The central scientific question of the LeRntVAD project addresses the intuitive access to generative machine learning (ML) models. For this purpose, a synthetic simulation model will be created for the cardiovascular system. This model will then be used in the application to design an artificial intelligence (AI)-based controller for left ventricular assist devices (VADs). An AI controller extends the range of existing classical controllers by eliminating the need for invasive measurement data. In this project, we are collaborating with the Institute of Control Engineering at RWTH Aachen University and the University Hospital Aachen.

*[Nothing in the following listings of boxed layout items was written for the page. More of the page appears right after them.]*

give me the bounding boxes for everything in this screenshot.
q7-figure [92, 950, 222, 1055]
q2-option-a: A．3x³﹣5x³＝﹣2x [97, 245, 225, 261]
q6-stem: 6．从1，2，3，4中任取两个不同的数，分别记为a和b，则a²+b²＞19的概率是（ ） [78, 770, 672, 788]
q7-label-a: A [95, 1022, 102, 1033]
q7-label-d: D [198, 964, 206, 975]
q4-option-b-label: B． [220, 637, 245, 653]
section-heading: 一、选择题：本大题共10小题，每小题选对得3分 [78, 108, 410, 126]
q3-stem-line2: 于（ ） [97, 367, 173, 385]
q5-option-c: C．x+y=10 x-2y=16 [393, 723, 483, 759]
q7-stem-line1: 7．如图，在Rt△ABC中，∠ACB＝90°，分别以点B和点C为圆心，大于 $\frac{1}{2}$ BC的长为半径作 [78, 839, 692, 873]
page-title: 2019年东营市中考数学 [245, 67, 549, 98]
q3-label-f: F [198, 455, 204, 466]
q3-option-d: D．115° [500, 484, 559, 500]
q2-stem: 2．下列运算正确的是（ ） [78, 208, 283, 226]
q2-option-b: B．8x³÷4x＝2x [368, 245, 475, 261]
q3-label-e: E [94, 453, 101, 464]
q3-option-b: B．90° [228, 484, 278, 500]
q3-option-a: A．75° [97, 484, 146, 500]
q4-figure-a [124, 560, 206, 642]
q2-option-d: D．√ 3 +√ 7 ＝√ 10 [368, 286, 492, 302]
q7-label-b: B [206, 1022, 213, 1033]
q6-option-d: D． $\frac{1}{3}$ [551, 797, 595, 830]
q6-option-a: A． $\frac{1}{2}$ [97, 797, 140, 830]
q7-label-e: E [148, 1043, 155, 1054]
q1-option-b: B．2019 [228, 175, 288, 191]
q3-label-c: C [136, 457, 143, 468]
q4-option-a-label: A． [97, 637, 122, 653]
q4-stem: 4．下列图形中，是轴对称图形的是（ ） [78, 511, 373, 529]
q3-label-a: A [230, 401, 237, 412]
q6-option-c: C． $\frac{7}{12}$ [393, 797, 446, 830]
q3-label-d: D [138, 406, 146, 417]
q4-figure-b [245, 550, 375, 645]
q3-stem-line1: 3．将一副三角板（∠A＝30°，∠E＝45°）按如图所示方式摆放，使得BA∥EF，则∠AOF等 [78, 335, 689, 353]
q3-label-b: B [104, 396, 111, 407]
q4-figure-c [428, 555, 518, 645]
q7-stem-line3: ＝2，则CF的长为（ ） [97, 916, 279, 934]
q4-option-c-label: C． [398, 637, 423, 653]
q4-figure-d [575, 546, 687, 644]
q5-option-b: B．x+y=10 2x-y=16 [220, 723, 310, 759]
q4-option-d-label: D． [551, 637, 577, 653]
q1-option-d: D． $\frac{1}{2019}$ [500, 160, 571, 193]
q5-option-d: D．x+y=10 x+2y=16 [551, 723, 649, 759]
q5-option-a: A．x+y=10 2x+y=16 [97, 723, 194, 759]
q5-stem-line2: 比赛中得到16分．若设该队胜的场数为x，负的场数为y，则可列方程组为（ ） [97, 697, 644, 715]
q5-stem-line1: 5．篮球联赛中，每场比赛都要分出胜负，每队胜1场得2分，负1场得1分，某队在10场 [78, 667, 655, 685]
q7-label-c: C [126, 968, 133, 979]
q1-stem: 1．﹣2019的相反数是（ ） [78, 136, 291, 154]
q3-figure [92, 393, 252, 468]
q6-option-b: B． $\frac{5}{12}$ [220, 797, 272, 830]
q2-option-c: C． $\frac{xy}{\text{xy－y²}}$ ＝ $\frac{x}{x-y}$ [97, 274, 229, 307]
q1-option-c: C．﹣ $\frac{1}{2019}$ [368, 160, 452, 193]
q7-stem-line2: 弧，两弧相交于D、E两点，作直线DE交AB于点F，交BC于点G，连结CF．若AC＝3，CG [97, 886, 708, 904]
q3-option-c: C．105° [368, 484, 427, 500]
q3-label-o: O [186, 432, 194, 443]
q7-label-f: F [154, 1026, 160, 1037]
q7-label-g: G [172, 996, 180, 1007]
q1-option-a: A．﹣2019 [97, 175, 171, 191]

Training semantic segmentation models on multiple datasets has recently gained attention, driven by the need for robust and versatile models that can perform well across diverse visual domains. However, incompatible labelling policies between established datasets represent a major challenge which hinders principled training. In this project, we address this issue by automating the discovery of visual-semantic relations across datasets and constructing a universal taxonomy that consists of classes that describe standalone visual concepts within a dataset collection. Our approach allows us to construct models which produce predictions based on the recovered universal taxonomy and can be trained in a weakly supervised manner.

The Lamarr fellowship on Trustworthy AI (TrustAI) was awarded to Barbara Hammer in April 2023. The fellowship aims to support research on trustworthy artificial intelligence for spatial data to meet the challenges of climate change and drinking water supply.

State-of-the-art deep neural networks (DNNs) are usually trained to operate on a pre-defined and closed set of categories. Thus, they are ill-equipped when exposed to examples of a novel and unknown category. In real-world applications, to which DNNs are envisioned to be deployed to, the missing capability of handling such so-called “out-of-distribution” (OoD) examples could potentially lead to unwanted consequences. This becomes particularly crucial in high-stake applications. In this project, we tackle the problem of OoD detection in semantic segmentation, which is a key perception component in many existing vision systems based on machine learning. To this end, we are going to employ generative models to evaluate the likelihood of latent representations extracted from internal layers of the encoder of semantic segmentation DNNs. The intuition is that the likelihood measures how well observed features fit to those already known from training. We investigate and develop multiple types of generative models, paying special attention to the challenge of handling very high dimensional input data.